Man kann den Eindruck haben, das Blut Elisabeth Käsemanns klebt auch an den Händen von Genscher und Schmidt. Die deutsche Studentin und Tochter eines Tübinger Theologieprofessors wurde – wie schätzungsweise 30 000 argentinische und hundert deutschstämmige Junta-Opfer - vom Regime verhaftet, gefoltert und und in der Nacht vom 23. auf 24. Mai 1977 ermordet. Die im Titel verkürzt zitierte Einschätzung ihres Vaters darf man wohl als Urteil über den negativ engagierten Einsatz der deutschen Politik und Diplomatie für die junge Frau betrachten, der, so scheint es, die Wirtschaftsbeziehungen (u.a. glänzende Waffengeschäfte) und die von der Diktatur engagiert vertretenen Prinzipien „westlicher Zivilisation“ mehr wert waren als das Leben einer linken 68erin – deren Vater als Pfarrer der Bekennenden Kirche während des Nazi-Reiches wegen einer Predigt im Gefängnis gesessen hatte.

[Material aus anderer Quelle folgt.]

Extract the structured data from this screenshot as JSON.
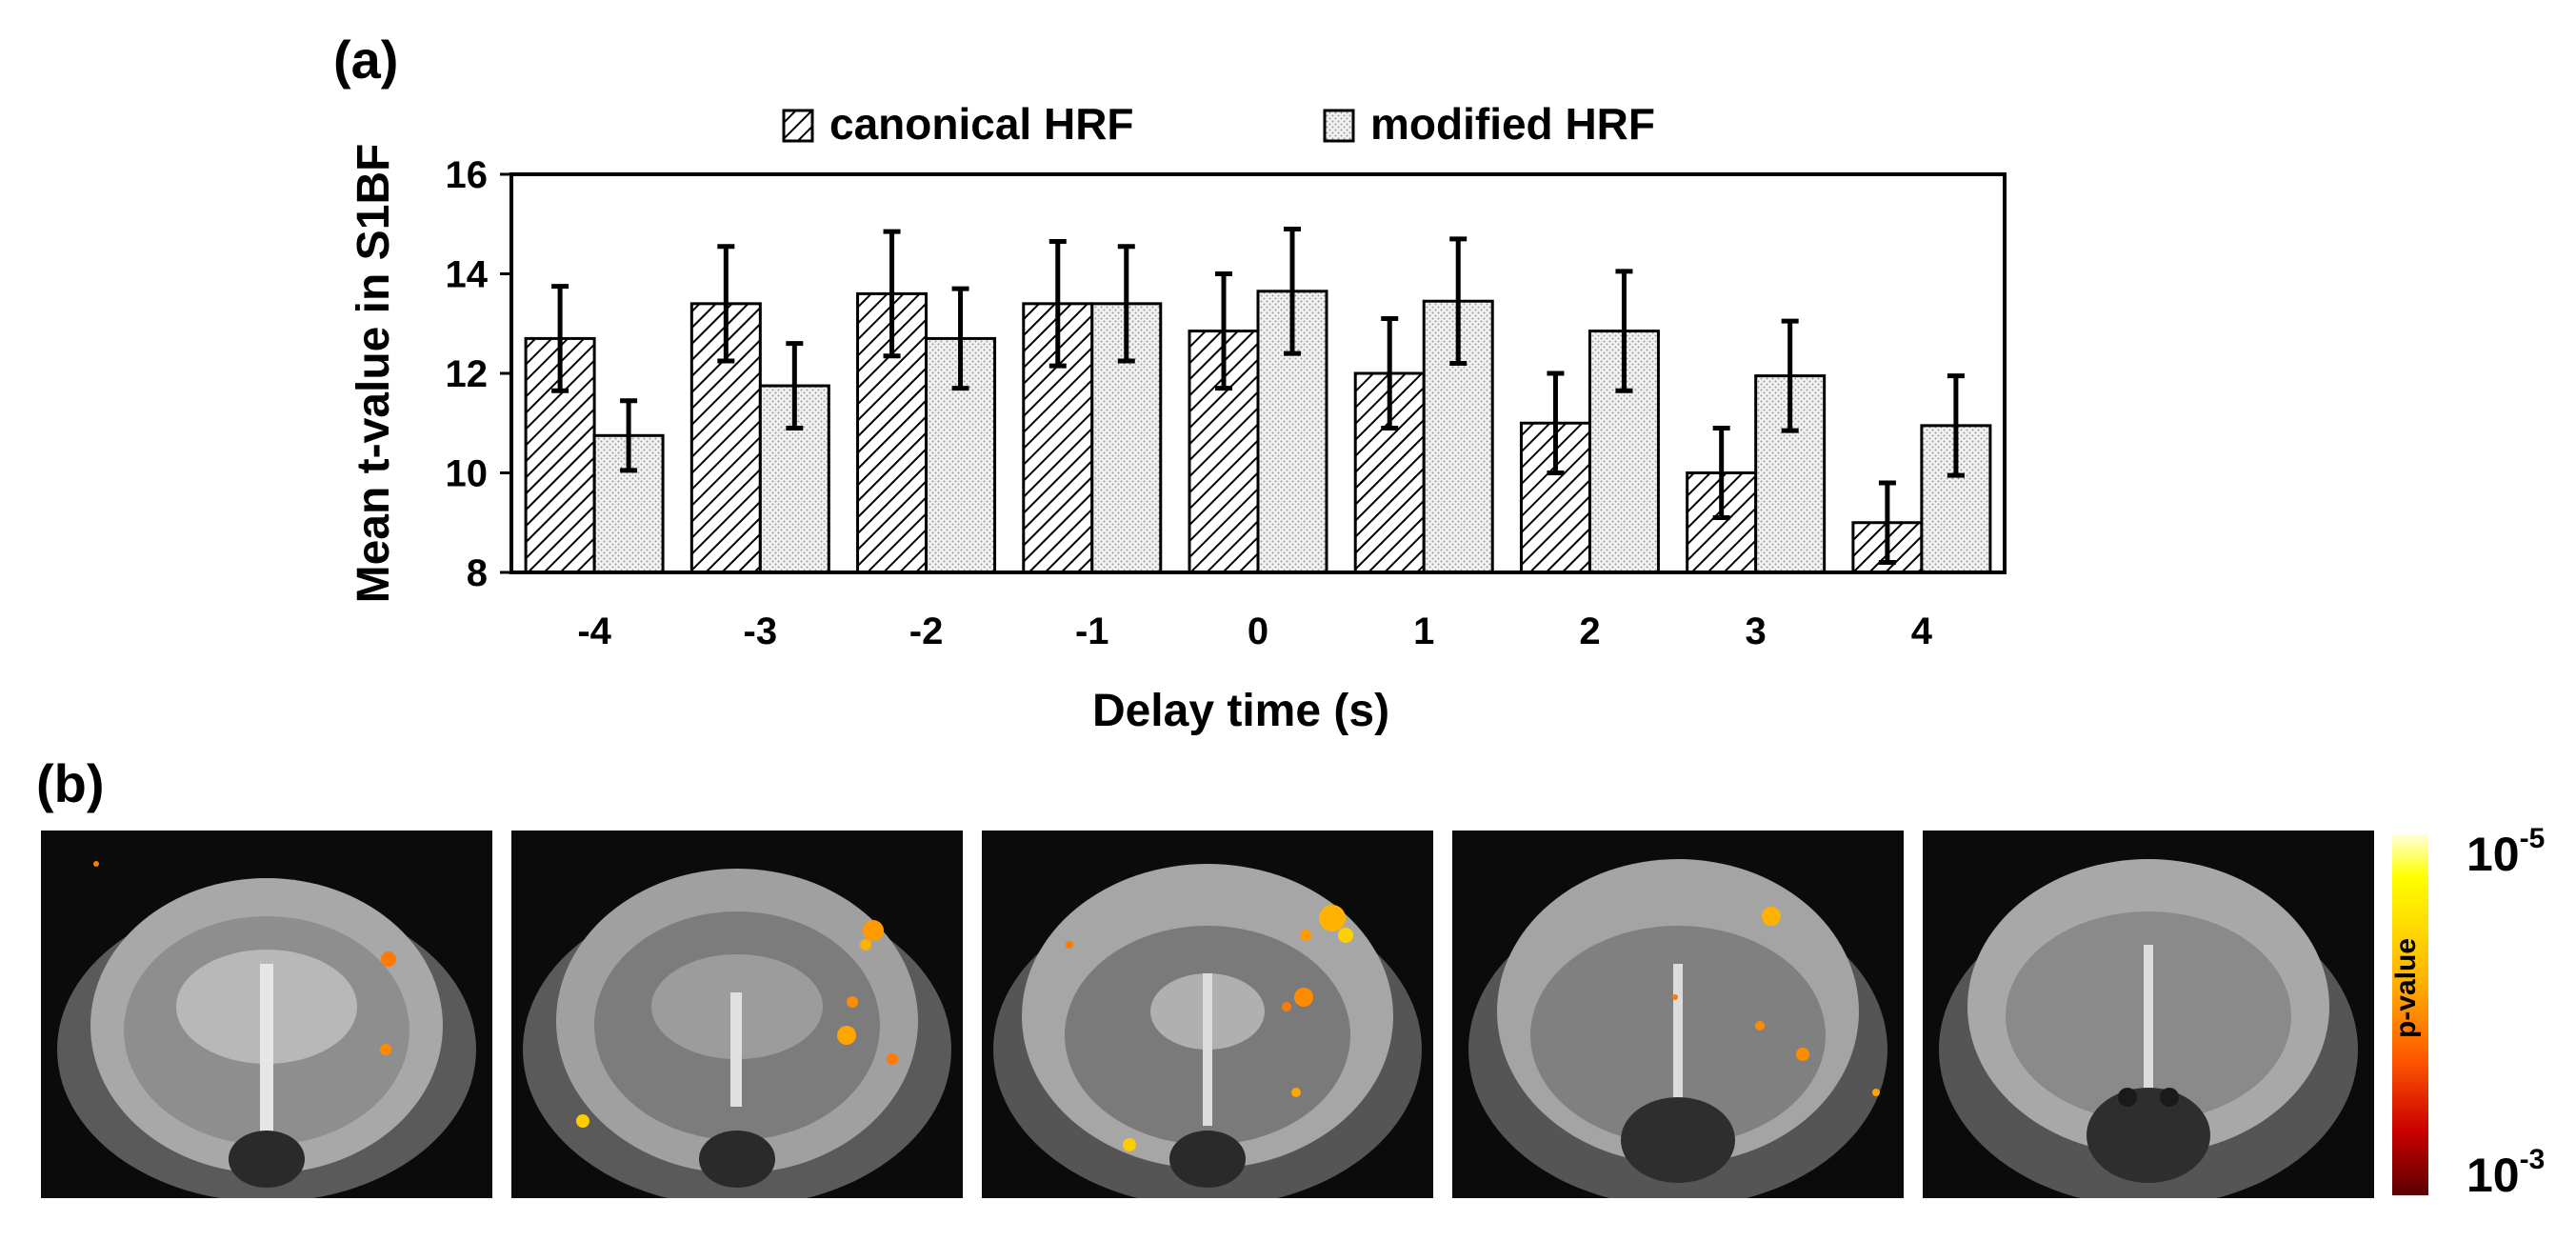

Die Worte, mit denen Professor Käsemann seinen letzten Vortrag in Tübingen im Juni 1996 schloss klingen heute überraschend aktuell und erklären das Ansehen, das er bei den Tübinger 68ern genossen hatte:

Résistez! Denn die Nachfolge des Gekreuzigten führt notwendig zum Widerstand gegen Götzendienst an jeder Front und dieser Widerstand ist und hat zu sein das wichtigste Merkmal christlicher Freiheit.“(1)/ (2)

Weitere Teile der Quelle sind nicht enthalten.